Once customers have left, there is still the possibility that they can be lured back. Winback tries to bring back valuable customers, by providing them with incentives, products, and pricing promotions.

Winback tends to depend more on operational strategies than on data analysis. Sometimes it is possible to determine why customers left. However, the winback strategies need to begin as part of the retention efforts themselves. Some companies, for instance, have specialized save teams. Customers cannot leave without talking to a person who is trained in trying to retain them. In addition to saving customers, save teams also do a good job of tracking the reasons why customers are leaving-information that can be very valuable to future efforts to keep customers.

Data analysis can sometimes help determine why customers are leaving, particularly when customer service complaints can be incorporated into operational data. However, trying to lure back disgruntled customers is quite hard. The more important effort is trying to keep them in the first place with competitive products, attractive offers, and useful services.

Lessons Learned

Customers, in all their forms, are central to business success.
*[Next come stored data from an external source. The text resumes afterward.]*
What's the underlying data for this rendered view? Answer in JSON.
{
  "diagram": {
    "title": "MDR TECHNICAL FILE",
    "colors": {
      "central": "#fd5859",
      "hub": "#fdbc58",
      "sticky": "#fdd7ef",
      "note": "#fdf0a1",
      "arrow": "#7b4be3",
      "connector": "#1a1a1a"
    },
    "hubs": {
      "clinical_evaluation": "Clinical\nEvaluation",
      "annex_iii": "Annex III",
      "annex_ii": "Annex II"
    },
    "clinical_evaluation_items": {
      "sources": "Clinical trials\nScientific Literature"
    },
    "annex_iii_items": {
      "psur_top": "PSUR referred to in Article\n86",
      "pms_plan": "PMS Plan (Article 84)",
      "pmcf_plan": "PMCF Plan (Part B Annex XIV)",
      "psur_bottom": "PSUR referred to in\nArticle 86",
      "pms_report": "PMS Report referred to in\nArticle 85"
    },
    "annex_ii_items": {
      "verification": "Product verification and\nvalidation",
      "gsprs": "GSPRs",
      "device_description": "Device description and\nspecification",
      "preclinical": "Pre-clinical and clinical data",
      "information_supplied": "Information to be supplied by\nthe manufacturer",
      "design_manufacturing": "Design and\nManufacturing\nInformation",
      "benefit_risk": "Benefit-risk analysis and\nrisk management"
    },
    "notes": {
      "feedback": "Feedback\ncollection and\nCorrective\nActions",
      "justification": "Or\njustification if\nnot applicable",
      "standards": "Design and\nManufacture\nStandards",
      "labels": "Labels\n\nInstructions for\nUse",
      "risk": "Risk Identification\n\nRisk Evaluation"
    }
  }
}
Some are big and very important; these merit specialized relationships. Others are small and very numerous. This is the sweet spot for data mining, because data mining can help provide mass intimacy where it is too expensive to have personal relationships with everyone all the time. Some are in between, requiring a balance between these approaches.

Subscription-based relationships are a good model for customer relationships in general because there is a well-defined beginning and end to the relationship. Each customer has his or her own life cycle defined by events- marriage, graduation, children, moving, changing jobs, and so on. These can be useful for marketing, but suffer from the problem that companies do not know when they occur.

The customer life cycle, in contrast, looks at customers from the perspective of their business relationship. First, there are prospects, who are activated to become new customers. New customers offer opportunities for up-selling, cross-selling, and usage stimulation. Eventually all customers leave, making retention an important data mining application both for marketing and forecasting. And once customers have left, they may be convinced to return through winback strategies. Data mining can enhance all these business opportunities.